The high distant relapse rate for Stage I ocular adnexal MALT lymphoma stands in strong contrast to the results reported for localized MALT lymphoma of the stomach. MALT lymphoma occurs most frequently in the stomach, and treated gastric MALT lymphoma is associated with a very low risk of distant recurrence. In the series of localized MALT lymphoma by Tsang , no relapses were observed in 15 stomach cases. Schechter  also reported no relapses in 17 cases of localized gastric MALT lymphoma treated with RT. Our own experience indicated a 10-year relapse-free survival rate of 93% for 16 patients with Stage I gastric MALT lymphoma

Longer follow-up and larger patient numbers are needed to determine whether MALT lymphoma of the ocular adnexa truly has a greater tendency for distant relapse compared with MALT lymphoma of the stomach. If this difference in the relapse rate is borne out by future studies, the reasons remain to be explored. Several other differences between orbital MALT lymphoma and gastric MALT lymphoma are noteworthy. Although the bacteria Helicobacter pylori has been shown to play an etiologic role in gastritis and the development of gastric MALT lymphoma, no such outside antigenic stimulus has been associated with MALT lymphoma of the orbit. Ultimately, the basis for variations in clinical behavior may lie at the molecular level. The most frequent structural chromosomal aberration in MALT lymphoma is the t(11;18)(q21;q21) translocation. This translocation pattern has been observed in 12–48% of MALT lymphoma of the stomach, yet rarely in the ocular adnexa (27–32). In contrast, a different translocation pattern, t(14;18)(q32;q21), was detected in 3 of 8 lymphomas of the ocular adnexa and 0 of 10 lymphomas of the stomach (33). The involved gene on chromosome 18 has been termed the MALT1 gene and is thought to be specific for extranodal MALT lymphoma (34–36). Differences in chromosomal translocation patterns have also been observed for MALT lymphoma of the lung, thyroid, skin, and salivary gland (33). The variation in translocation patterns among the different sites, together with clinical observations, suggest that the clinical heterogeneity of MALT lymphomas of different sites of origin may depend on events at the molecular level.

The small number of Stage I follicular lymphomas of the orbit reported here precluded any definitive conclusion. Our observed 55% rate of freedom-from-distant relapse at 10 years is in keeping with the long-term results for localized follicular lymphoma in general, treated with RT alone. Likewise, the number of patients with primary Stage I diffuse large B-cell lymphoma was small. The recommendation is to treat localized diffuse large cell lymphoma of the ocular adnexa with three cycles of CHOP plus involved-field RT, as supported by the findings from the Southwest Oncology Group randomized trial. With regard to the radiation dose, Wilder et al.(39) reported that for <3.5-cm lymphomas that reached a complete response after three cycles of CHOP-based chemotherapy, 29.1–39.1 Gy in 1.8-Gy fractions yielded a 96% control rate, with no advantage to using higher doses.

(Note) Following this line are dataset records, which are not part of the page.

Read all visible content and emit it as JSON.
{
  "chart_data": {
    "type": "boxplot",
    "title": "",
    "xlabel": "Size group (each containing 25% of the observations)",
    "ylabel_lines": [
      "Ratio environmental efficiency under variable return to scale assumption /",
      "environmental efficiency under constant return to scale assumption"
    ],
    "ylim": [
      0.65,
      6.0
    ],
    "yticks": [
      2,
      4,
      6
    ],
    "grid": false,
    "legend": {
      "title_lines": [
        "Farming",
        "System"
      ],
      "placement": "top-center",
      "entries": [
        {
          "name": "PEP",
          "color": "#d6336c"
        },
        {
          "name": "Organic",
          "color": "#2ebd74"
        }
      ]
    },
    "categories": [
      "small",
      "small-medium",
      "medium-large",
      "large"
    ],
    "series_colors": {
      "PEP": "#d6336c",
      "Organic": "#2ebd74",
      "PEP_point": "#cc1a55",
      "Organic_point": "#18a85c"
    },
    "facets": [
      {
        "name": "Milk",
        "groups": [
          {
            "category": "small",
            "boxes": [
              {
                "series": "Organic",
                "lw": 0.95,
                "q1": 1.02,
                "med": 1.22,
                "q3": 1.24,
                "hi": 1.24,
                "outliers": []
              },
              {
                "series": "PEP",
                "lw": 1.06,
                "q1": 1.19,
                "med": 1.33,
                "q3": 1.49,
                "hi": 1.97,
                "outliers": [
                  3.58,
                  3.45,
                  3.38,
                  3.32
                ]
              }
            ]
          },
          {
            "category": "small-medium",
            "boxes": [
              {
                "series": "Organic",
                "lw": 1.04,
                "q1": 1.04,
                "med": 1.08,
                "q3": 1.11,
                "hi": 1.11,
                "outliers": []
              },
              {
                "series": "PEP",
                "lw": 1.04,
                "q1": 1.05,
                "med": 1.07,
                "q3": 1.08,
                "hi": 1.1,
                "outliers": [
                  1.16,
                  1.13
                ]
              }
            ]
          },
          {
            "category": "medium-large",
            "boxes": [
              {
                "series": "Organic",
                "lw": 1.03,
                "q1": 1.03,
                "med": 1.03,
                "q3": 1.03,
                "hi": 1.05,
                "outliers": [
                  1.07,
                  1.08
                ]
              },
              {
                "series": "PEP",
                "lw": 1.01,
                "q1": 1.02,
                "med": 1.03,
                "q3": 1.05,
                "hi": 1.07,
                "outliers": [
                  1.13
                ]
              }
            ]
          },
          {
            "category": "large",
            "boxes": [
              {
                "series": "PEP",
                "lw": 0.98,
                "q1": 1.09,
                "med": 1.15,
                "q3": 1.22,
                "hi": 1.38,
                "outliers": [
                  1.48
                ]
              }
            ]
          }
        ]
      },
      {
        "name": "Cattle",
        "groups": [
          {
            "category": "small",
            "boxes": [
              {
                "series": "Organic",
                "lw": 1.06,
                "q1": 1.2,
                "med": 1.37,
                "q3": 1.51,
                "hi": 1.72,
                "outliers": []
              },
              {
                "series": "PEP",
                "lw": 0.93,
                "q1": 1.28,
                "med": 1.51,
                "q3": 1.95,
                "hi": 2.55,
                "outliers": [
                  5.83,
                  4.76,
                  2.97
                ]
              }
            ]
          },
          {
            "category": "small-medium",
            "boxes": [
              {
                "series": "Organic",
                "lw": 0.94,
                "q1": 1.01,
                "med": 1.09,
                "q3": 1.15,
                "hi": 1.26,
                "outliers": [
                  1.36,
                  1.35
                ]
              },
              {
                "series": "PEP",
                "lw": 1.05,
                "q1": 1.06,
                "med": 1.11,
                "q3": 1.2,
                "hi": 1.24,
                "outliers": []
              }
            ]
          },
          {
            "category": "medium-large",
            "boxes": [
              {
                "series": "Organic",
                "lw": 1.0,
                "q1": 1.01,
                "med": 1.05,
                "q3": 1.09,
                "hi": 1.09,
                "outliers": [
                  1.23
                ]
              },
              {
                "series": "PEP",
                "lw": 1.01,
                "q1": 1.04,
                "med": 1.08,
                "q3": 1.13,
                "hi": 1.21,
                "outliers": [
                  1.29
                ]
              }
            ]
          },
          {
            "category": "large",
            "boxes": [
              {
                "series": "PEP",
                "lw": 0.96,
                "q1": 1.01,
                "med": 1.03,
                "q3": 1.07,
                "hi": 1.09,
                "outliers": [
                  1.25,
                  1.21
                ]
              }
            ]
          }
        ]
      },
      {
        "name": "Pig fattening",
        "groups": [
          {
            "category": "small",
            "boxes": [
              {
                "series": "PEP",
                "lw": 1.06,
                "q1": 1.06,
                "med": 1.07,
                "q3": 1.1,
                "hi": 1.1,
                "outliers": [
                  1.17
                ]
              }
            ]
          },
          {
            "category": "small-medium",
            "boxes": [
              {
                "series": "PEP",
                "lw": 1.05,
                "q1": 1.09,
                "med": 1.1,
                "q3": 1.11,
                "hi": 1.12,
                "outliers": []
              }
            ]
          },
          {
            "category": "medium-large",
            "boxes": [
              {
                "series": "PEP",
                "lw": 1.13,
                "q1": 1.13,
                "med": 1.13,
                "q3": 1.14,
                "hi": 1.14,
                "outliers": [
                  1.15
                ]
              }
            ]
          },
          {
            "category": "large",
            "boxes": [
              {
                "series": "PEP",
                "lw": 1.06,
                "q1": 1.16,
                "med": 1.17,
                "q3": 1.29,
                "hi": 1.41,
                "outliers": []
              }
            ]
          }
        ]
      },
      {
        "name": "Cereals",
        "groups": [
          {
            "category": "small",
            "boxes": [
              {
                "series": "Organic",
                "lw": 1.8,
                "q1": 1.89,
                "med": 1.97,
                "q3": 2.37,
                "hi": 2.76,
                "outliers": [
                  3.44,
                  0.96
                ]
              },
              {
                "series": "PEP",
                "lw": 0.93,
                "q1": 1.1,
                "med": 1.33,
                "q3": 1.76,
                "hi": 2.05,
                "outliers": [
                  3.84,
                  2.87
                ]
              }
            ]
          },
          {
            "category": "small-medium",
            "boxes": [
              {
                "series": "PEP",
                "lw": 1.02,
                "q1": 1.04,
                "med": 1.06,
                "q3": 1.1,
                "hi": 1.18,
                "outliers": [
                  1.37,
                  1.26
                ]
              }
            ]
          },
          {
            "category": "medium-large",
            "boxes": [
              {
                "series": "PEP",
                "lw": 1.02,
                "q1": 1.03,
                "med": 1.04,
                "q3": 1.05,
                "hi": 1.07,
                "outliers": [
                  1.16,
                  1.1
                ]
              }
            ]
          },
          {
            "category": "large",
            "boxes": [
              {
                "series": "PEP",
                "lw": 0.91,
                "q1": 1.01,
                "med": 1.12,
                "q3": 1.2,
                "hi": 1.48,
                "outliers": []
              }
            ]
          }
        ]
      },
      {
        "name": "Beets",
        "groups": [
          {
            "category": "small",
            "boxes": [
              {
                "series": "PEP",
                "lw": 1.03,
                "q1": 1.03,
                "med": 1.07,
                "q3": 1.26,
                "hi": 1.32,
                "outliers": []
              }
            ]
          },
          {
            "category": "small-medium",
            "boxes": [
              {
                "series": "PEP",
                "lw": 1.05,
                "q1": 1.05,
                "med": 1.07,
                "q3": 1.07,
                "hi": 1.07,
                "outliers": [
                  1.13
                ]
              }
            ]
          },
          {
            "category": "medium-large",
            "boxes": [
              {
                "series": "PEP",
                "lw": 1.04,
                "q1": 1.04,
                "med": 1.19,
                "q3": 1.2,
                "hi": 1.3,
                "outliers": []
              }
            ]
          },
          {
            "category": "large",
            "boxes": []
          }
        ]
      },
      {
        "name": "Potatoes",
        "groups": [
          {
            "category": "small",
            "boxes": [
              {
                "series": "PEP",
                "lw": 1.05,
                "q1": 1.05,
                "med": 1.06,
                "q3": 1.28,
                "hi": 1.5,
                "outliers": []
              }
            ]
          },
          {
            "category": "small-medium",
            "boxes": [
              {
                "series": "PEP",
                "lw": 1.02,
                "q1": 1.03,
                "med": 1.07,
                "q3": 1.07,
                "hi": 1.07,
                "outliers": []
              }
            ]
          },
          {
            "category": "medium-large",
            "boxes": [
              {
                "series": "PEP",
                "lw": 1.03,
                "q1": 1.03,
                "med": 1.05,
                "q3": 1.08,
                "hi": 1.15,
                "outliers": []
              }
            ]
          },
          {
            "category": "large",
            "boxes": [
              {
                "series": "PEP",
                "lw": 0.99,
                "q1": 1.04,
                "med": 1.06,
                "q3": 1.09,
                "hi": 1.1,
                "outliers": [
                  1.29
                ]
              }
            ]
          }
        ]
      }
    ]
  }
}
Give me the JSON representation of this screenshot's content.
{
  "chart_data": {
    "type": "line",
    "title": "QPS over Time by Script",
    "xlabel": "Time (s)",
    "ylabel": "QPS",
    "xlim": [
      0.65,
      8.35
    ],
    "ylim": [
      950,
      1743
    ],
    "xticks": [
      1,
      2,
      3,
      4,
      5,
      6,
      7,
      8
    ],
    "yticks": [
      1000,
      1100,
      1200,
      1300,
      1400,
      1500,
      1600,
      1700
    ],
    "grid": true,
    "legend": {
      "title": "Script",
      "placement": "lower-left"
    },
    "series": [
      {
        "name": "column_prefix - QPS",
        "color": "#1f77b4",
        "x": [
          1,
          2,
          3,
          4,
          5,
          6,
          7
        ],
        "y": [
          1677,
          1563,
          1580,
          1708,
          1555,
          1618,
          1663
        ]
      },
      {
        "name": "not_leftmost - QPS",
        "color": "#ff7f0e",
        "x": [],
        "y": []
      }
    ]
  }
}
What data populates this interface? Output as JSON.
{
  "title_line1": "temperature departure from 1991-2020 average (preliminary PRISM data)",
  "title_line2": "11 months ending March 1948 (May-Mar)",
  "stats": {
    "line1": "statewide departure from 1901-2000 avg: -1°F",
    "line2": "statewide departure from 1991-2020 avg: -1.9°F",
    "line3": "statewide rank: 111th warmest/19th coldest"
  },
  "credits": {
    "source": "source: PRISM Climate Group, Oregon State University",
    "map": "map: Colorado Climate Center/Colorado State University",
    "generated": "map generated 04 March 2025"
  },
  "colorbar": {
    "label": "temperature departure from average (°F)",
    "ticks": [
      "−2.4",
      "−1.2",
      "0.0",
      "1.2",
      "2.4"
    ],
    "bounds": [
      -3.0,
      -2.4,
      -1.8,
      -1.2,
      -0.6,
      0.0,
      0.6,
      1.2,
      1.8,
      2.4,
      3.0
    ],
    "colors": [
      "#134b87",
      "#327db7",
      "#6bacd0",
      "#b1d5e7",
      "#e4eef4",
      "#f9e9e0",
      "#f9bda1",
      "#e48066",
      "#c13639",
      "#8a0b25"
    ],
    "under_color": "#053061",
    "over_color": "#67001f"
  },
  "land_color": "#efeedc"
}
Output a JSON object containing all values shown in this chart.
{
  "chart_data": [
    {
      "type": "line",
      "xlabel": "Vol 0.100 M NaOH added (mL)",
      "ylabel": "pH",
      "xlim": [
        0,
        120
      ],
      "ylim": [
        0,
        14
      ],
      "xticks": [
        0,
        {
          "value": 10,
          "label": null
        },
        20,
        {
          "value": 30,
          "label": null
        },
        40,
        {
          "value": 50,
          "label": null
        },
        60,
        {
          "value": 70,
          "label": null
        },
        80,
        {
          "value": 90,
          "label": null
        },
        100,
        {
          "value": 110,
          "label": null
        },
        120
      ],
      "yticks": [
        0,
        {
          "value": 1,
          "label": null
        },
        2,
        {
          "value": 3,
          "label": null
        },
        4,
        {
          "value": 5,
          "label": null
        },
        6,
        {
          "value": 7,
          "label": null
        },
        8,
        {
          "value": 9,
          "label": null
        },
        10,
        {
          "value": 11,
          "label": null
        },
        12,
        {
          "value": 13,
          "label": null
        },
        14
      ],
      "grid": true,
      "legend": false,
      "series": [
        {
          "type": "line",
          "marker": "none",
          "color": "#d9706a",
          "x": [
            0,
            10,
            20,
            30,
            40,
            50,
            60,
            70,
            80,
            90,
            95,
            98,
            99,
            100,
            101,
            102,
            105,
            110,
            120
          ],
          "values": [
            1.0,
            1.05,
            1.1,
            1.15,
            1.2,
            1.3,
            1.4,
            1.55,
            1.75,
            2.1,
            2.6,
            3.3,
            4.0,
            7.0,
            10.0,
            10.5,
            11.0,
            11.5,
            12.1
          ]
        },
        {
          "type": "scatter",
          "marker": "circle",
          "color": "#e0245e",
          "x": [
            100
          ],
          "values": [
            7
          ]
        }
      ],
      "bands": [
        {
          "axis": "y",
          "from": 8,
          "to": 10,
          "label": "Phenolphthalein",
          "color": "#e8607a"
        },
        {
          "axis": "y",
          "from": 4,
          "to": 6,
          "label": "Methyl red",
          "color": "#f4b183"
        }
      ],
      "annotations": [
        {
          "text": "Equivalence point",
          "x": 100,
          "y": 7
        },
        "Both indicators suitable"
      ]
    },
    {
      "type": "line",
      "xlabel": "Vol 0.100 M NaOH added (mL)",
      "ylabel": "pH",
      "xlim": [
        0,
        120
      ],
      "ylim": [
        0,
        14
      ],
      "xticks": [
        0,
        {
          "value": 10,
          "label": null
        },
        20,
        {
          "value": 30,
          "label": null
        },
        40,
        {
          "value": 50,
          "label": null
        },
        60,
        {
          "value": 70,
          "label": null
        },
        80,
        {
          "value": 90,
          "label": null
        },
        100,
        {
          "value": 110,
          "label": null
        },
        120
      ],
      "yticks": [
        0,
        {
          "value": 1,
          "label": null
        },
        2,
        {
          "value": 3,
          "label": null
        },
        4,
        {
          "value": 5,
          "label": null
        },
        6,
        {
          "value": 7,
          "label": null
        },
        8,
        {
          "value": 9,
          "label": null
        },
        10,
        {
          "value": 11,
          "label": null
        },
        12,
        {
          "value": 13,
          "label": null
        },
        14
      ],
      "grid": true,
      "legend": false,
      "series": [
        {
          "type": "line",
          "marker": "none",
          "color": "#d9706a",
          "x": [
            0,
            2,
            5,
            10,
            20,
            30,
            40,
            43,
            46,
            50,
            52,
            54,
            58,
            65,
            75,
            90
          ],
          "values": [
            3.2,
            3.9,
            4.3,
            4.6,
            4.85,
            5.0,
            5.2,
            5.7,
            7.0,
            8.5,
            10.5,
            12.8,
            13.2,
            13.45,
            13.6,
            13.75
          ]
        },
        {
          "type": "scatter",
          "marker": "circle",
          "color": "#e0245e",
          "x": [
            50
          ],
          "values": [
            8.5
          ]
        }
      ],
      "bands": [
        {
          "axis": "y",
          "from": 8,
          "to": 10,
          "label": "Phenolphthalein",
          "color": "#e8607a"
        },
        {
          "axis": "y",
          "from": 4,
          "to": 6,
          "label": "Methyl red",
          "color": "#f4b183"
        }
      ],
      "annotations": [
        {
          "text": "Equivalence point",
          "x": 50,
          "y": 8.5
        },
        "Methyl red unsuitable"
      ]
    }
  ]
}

Our study was limited by all the inherent weaknesses of any retrospective study. Because pertinent staging studies were performed in most, but not all, the primary patients, the distant relapse rates might have been slightly overestimated.

Conclusion

Dose–response data suggest that the optimal radiation dose for MALT lymphoma of the ocular adnexa is 30.6–32.4 Gy in 1.8-Gy fractions and follicular lymphoma is adequately controlled with doses in the mid-20 Gy range. The substantial risk of distant relapse in Stage I ocular adnexal MALT lymphoma underscores the importance of long-term follow-up for this disease and the need for additional comparative studies of MALT lymphoma of different anatomic sites.